Il Master in Patrimonio Culturale Immateriale offre un percorso formativo strutturato per rispondere alle esigenze contemporanee di tutela e valorizzazione delle pratiche e dei saperi culturali non materiali. Il programma integra moduli giuridici, economici, demo-etnoantropologici e dello spettacolo, favorendo una visione complessa e aggiornata del settore. Gli insegnamenti, per un totale di 60 CFU, comprendono discipline quali antropologia culturale, diritto del patrimonio, documentazione e governance, arricchiti da attività integrative mirate.
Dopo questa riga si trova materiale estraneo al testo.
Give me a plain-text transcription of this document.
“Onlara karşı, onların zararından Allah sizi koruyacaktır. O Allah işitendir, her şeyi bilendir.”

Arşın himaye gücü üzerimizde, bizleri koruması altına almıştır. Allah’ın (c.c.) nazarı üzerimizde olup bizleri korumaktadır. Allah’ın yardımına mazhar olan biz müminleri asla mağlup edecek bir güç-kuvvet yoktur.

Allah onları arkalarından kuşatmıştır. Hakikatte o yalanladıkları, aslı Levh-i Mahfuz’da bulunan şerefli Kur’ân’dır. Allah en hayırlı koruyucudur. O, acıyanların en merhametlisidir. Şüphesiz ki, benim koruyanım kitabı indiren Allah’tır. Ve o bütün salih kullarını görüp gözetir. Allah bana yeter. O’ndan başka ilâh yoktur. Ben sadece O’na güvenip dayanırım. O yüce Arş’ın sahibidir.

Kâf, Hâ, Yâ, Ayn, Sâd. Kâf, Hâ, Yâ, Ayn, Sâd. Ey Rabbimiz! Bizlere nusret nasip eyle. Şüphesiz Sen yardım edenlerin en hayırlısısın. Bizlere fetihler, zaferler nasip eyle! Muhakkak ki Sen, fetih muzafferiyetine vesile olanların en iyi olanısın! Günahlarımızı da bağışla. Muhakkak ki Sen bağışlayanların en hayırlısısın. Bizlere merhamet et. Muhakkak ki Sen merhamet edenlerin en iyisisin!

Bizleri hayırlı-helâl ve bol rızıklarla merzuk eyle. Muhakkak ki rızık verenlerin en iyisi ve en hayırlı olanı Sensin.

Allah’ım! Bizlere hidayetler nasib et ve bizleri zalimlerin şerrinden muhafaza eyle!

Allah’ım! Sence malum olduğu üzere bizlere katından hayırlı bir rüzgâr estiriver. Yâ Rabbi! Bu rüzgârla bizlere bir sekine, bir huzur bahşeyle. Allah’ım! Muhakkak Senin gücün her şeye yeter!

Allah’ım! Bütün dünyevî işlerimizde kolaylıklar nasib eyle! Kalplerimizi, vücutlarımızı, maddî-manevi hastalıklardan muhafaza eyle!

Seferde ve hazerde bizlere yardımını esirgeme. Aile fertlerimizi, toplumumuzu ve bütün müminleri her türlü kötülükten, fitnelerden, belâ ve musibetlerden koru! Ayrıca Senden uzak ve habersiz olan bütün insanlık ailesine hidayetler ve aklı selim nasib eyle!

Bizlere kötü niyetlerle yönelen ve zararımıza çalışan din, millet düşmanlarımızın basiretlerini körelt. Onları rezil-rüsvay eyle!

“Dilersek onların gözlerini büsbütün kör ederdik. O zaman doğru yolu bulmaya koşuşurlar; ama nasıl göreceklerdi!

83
La didattica si svolge in presenza, tra Bologna e Ravenna, e prevede una frequenza obbligatoria del 70%, garanzia di un apprendimento solido e partecipato.

Obiettivi e profili in uscita

Il percorso mira a formare professionisti capaci di operare nella consulenza, progettazione e gestione di processi di patrimonializzazione e valorizzazione presso amministrazioni pubbliche, enti culturali e comunità locali. Particolare attenzione è riservata ai settori delle arti performative, artigianato e agroalimentare, ambiti in cui si richiedono competenze specifiche per il riconoscimento delle pratiche, la ricerca di finanziamenti e la redazione di studi e report. Gli studenti acquisiscono strumenti per accompagnare sia la governance istituzionale sia le iniziative dal basso, potenziando il dialogo interculturale e lo sviluppo sostenibile dei territori.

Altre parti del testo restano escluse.